Review of Martyrs

Martyrs (2008)
6/10
Interesting concept - flawed execution
5 May 2009
Warning: Spoilers
I think the best way to watch Martyrs is to go into the movie cold. I purposely avoided any reviews that appeared to contain spoilers and read very little about the film before viewing it. Say what you will about the movie, but it takes several truly wild plot turns and part of what I enjoyed about the film is the unpredictability. In the end though, I felt like the narrative was disjointed, the themes weren't fully fleshed out, and ultimately the ideas behind Martyrs struck me as the armature on which to support several scenes of cartoon horror violence followed by sadistic torture.

On the plus side, the movie is extremely stylish and I thought the gore effects were very good. There are several familiar elements in the film but they're combined in such a disjointed way that it never becomes stale. Martyrs is certainly one of the more original horror films I've seen in recent years. The direction and acting were excellent for this kind of movie. Even though I felt manipulated at the end of the movie I couldn't help but find the last 15 minutes or so to be strangely moving. I'll never want to watch this movie again but I haven't stopped thinking about it since viewing it last week.

Now, the bad part: Martyrs really does feel like two different films that both go on for too long and don't mesh together tonally. The first half of the film at first seems to have a supernatural element and the violence is cartoonish and somewhat over-the-top. After the initial shooting though, I thought the film stopped dead in its tracks for a good 10-15 minutes while we watch Marie wailing around and cutting herself. This got a bit dull.

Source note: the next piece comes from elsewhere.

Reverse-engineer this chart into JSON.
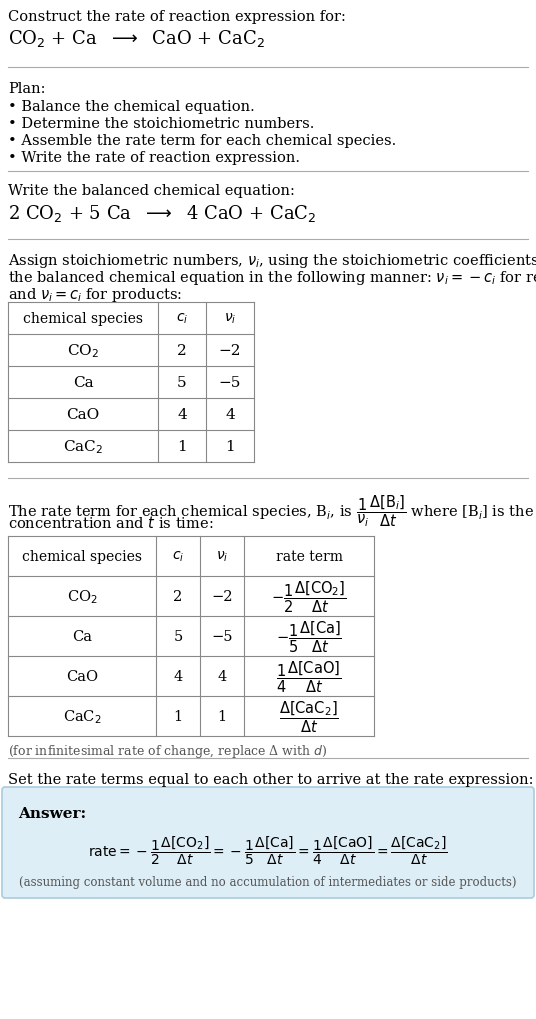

The second half of the film is potentially more interesting but far less entertaining. The cult shows up and Anna is imprisoned and tortured. Watching a seemingly typical nuclear family get blasted across the room by a shotgun is fun. Watching a woman forced to sit in her own waste, take periodic beatings to the face, and have her skin surgically removed, isn't "fun." The torture scenes went on for too long and way too grim and distasteful to be enjoyable.

I'm not a prude. I loved (and own) High Tension, Sheitan, Frontier(s), Inside, The Ordeal, etc. I've seen and enjoyed a lot of movies with some seriously rough content. I just personally think a horror film either needs to be harmless escapism OR, if the idea is to strike a realistic tone, the ideas supporting the film need to somewhat justify the graphic violence on-screen.

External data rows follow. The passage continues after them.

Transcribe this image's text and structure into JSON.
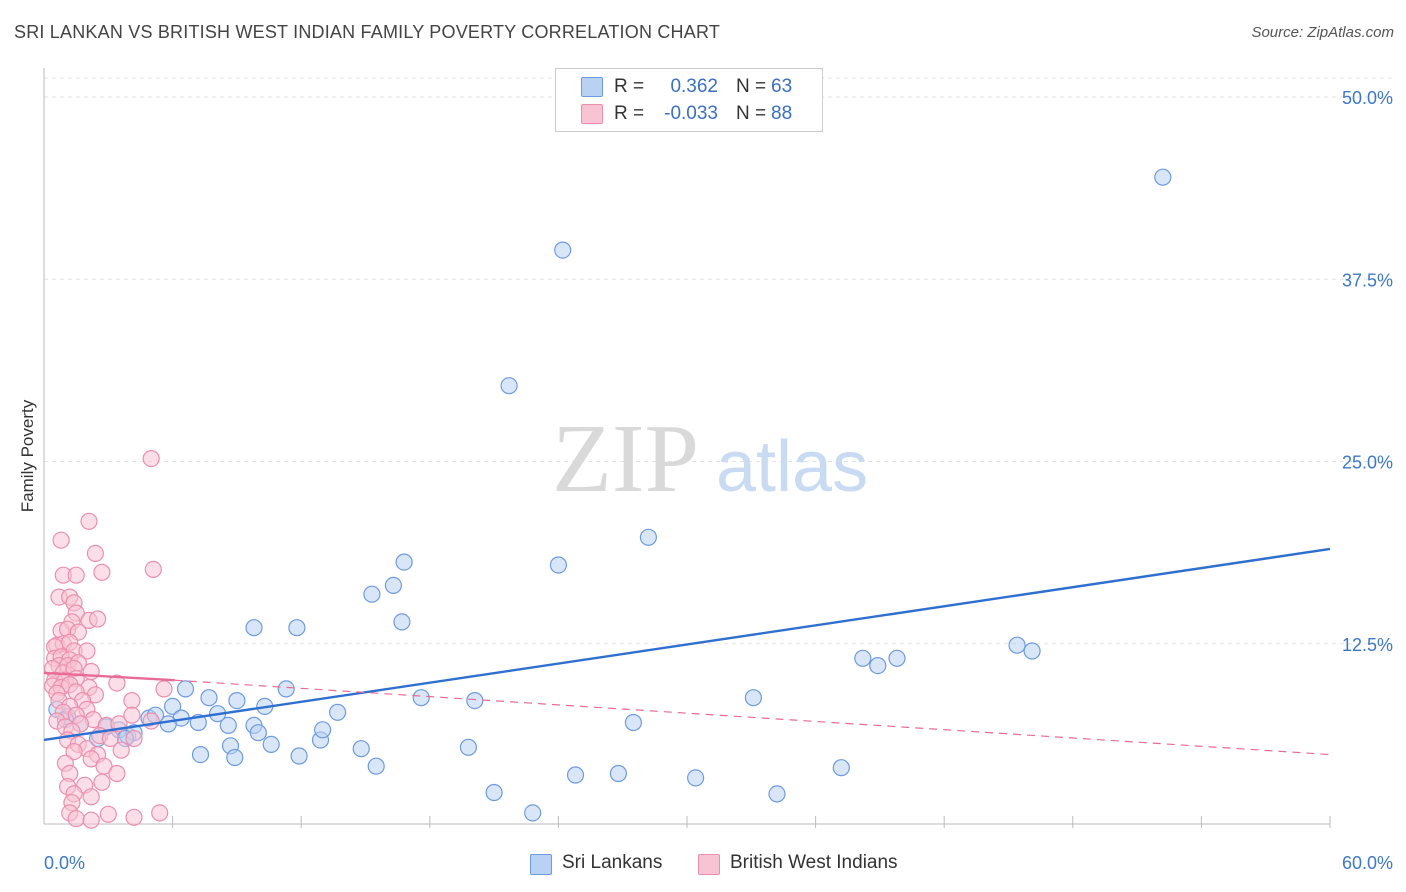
{
  "title": "SRI LANKAN VS BRITISH WEST INDIAN FAMILY POVERTY CORRELATION CHART",
  "source": "Source: ZipAtlas.com",
  "watermark": {
    "zip": "ZIP",
    "atlas": "atlas"
  },
  "legend_box": [
    {
      "r_label": "R =",
      "r_value": "0.362",
      "n_label": "N =",
      "n_value": "63"
    },
    {
      "r_label": "R =",
      "r_value": "-0.033",
      "n_label": "N =",
      "n_value": "88"
    }
  ],
  "bottom_legend": [
    "Sri Lankans",
    "British West Indians"
  ],
  "colors": {
    "blue_fill": "#b9d1f3",
    "blue_stroke": "#6d9be0",
    "blue_line": "#2f6fcf",
    "pink_fill": "#f8c3d3",
    "pink_stroke": "#ec8fae",
    "pink_line": "#e86b95",
    "tick_text": "#3d78c8",
    "grid": "#e3e3e3"
  },
  "chart_data": {
    "type": "scatter",
    "title": "SRI LANKAN VS BRITISH WEST INDIAN FAMILY POVERTY CORRELATION CHART",
    "xlabel": "",
    "ylabel": "Family Poverty",
    "xlim": [
      0,
      60
    ],
    "ylim": [
      0,
      50
    ],
    "x_tick_labels": [
      {
        "value": 0,
        "label": "0.0%"
      },
      {
        "value": 60,
        "label": "60.0%"
      }
    ],
    "y_tick_labels": [
      {
        "value": 12.5,
        "label": "12.5%"
      },
      {
        "value": 25,
        "label": "25.0%"
      },
      {
        "value": 37.5,
        "label": "37.5%"
      },
      {
        "value": 50,
        "label": "50.0%"
      }
    ],
    "series": [
      {
        "name": "Sri Lankans",
        "r": 0.362,
        "n": 63,
        "trend": {
          "x0": 0,
          "y0": 5.9,
          "x1": 60,
          "y1": 19.0,
          "dashed_extension": false
        },
        "points": [
          [
            52.2,
            44.5
          ],
          [
            24.2,
            39.5
          ],
          [
            21.7,
            30.2
          ],
          [
            28.2,
            19.8
          ],
          [
            24.0,
            17.9
          ],
          [
            16.8,
            18.1
          ],
          [
            16.3,
            16.5
          ],
          [
            15.3,
            15.9
          ],
          [
            16.7,
            14.0
          ],
          [
            9.8,
            13.6
          ],
          [
            11.8,
            13.6
          ],
          [
            11.3,
            9.4
          ],
          [
            6.6,
            9.4
          ],
          [
            7.7,
            8.8
          ],
          [
            45.4,
            12.4
          ],
          [
            46.1,
            12.0
          ],
          [
            38.2,
            11.5
          ],
          [
            38.9,
            11.0
          ],
          [
            39.8,
            11.5
          ],
          [
            33.1,
            8.8
          ],
          [
            27.5,
            7.1
          ],
          [
            20.1,
            8.6
          ],
          [
            17.6,
            8.8
          ],
          [
            13.7,
            7.8
          ],
          [
            9.0,
            8.6
          ],
          [
            10.3,
            8.2
          ],
          [
            6.0,
            8.2
          ],
          [
            6.4,
            7.4
          ],
          [
            7.2,
            7.1
          ],
          [
            8.1,
            7.7
          ],
          [
            8.6,
            6.9
          ],
          [
            9.8,
            6.9
          ],
          [
            10.0,
            6.4
          ],
          [
            4.9,
            7.4
          ],
          [
            5.2,
            7.6
          ],
          [
            5.8,
            7.0
          ],
          [
            3.5,
            6.6
          ],
          [
            3.9,
            6.2
          ],
          [
            4.2,
            6.4
          ],
          [
            2.9,
            6.8
          ],
          [
            1.7,
            7.0
          ],
          [
            1.1,
            7.5
          ],
          [
            0.6,
            8.0
          ],
          [
            1.0,
            7.3
          ],
          [
            2.5,
            6.0
          ],
          [
            3.8,
            6.0
          ],
          [
            12.9,
            5.9
          ],
          [
            13.0,
            6.6
          ],
          [
            11.9,
            4.8
          ],
          [
            10.6,
            5.6
          ],
          [
            8.7,
            5.5
          ],
          [
            8.9,
            4.7
          ],
          [
            7.3,
            4.9
          ],
          [
            15.5,
            4.1
          ],
          [
            14.8,
            5.3
          ],
          [
            19.8,
            5.4
          ],
          [
            24.8,
            3.5
          ],
          [
            26.8,
            3.6
          ],
          [
            21.0,
            2.3
          ],
          [
            30.4,
            3.3
          ],
          [
            34.2,
            2.2
          ],
          [
            37.2,
            4.0
          ],
          [
            22.8,
            0.9
          ]
        ]
      },
      {
        "name": "British West Indians",
        "r": -0.033,
        "n": 88,
        "trend": {
          "x0": 0,
          "y0": 10.5,
          "x1": 6.1,
          "y1": 10.0,
          "dash_x1": 60,
          "dash_y1": 4.9
        },
        "points": [
          [
            5.0,
            25.2
          ],
          [
            2.1,
            20.9
          ],
          [
            0.8,
            19.6
          ],
          [
            2.4,
            18.7
          ],
          [
            5.1,
            17.6
          ],
          [
            0.9,
            17.2
          ],
          [
            1.5,
            17.2
          ],
          [
            2.7,
            17.4
          ],
          [
            0.7,
            15.7
          ],
          [
            1.2,
            15.7
          ],
          [
            1.4,
            15.3
          ],
          [
            1.5,
            14.6
          ],
          [
            1.3,
            14.0
          ],
          [
            2.1,
            14.1
          ],
          [
            2.5,
            14.2
          ],
          [
            0.8,
            13.4
          ],
          [
            1.1,
            13.5
          ],
          [
            1.6,
            13.3
          ],
          [
            0.6,
            12.4
          ],
          [
            0.9,
            12.5
          ],
          [
            1.2,
            12.6
          ],
          [
            0.5,
            12.3
          ],
          [
            1.4,
            12.0
          ],
          [
            2.0,
            12.0
          ],
          [
            0.5,
            11.5
          ],
          [
            0.8,
            11.6
          ],
          [
            1.2,
            11.4
          ],
          [
            0.7,
            11.0
          ],
          [
            1.1,
            11.0
          ],
          [
            1.6,
            11.2
          ],
          [
            0.4,
            10.8
          ],
          [
            0.9,
            10.5
          ],
          [
            1.4,
            10.8
          ],
          [
            2.2,
            10.6
          ],
          [
            0.5,
            10.0
          ],
          [
            1.0,
            10.0
          ],
          [
            1.5,
            10.1
          ],
          [
            0.4,
            9.6
          ],
          [
            0.8,
            9.5
          ],
          [
            1.2,
            9.7
          ],
          [
            2.1,
            9.5
          ],
          [
            0.6,
            9.1
          ],
          [
            1.5,
            9.2
          ],
          [
            2.4,
            9.0
          ],
          [
            3.4,
            9.8
          ],
          [
            5.6,
            9.4
          ],
          [
            4.1,
            8.6
          ],
          [
            1.8,
            8.6
          ],
          [
            0.7,
            8.6
          ],
          [
            1.2,
            8.2
          ],
          [
            2.0,
            8.0
          ],
          [
            0.9,
            7.8
          ],
          [
            1.5,
            7.6
          ],
          [
            2.3,
            7.3
          ],
          [
            1.7,
            7.0
          ],
          [
            2.9,
            6.9
          ],
          [
            3.5,
            7.0
          ],
          [
            4.1,
            7.6
          ],
          [
            0.6,
            7.2
          ],
          [
            1.0,
            6.8
          ],
          [
            1.3,
            6.5
          ],
          [
            2.6,
            6.2
          ],
          [
            3.1,
            6.0
          ],
          [
            4.2,
            6.0
          ],
          [
            5.0,
            7.2
          ],
          [
            1.1,
            5.9
          ],
          [
            1.6,
            5.6
          ],
          [
            2.0,
            5.3
          ],
          [
            1.4,
            5.1
          ],
          [
            2.5,
            4.9
          ],
          [
            3.6,
            5.2
          ],
          [
            2.2,
            4.6
          ],
          [
            1.0,
            4.3
          ],
          [
            2.8,
            4.1
          ],
          [
            1.2,
            3.6
          ],
          [
            3.4,
            3.6
          ],
          [
            2.7,
            3.0
          ],
          [
            1.1,
            2.7
          ],
          [
            1.9,
            2.8
          ],
          [
            1.4,
            2.2
          ],
          [
            2.2,
            2.0
          ],
          [
            1.3,
            1.6
          ],
          [
            1.2,
            0.9
          ],
          [
            3.0,
            0.8
          ],
          [
            4.2,
            0.6
          ],
          [
            5.4,
            0.9
          ],
          [
            1.5,
            0.5
          ],
          [
            2.2,
            0.4
          ]
        ]
      }
    ],
    "grid": true,
    "legend_position": "top-center"
  }
}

For this viewer, Martyrs missed the mark. Maybe it's because the Madmoiselle only appears on screen for a few brief scenes, but the cult aspects of the film didn't come across to me at all, so I had a hard time reading this movie as a critique on religious cultism. Martyrs actually seemed to justify their world-view, since the film clearly implies that Anna DID have a vision and one of her tormentors treats her with compassion near the end, which suggests to me that they're not pure evil and somewhat justified what they were doing to the poor girl.

Really, it just seemed to me that Martyrs was banking on scenes of young, attractive women in agony and all the religious mumbo-jumbo was an after-the-fact attempt at "depth" to let the audience off the hook. I found this insulting, just like the flimsy philosophical ideas in Irreversible ("Time destroys everything" -- ooh! That's deep!).

I also think Martyrs opened itself wide open to charges of sexism. At least Hostel had the good sense to have both male and female victims. Martyrs makes the weakest attempt to justify the fact that all its victims are young (and suspiciously good-looking) women. I could practically hear the screenwriter arguing, "See? Just because Martyrs consists of about 90 minutes of female self-mutilation, degradation and torture, that doesn't mean it's sexist!" Sorry folks, but I'm just not buying it. I expect garden variety misogyny in Friday the Thirteen but those movies don't ask me to take them seriously. If you want to make a deep philosophical point, you're going to have to ditch the cartoon violence and other horror tropes.

Overall, Martyrs is well-made and intriguing but the ideology is a total mess and it's not a movie I ever want to see again. That said, I know horror geeks are going to love this one so I'd recommend it to the extreme movie crowd without reservation. Just don't expect a "masterpiece" - Martyrs is far from it.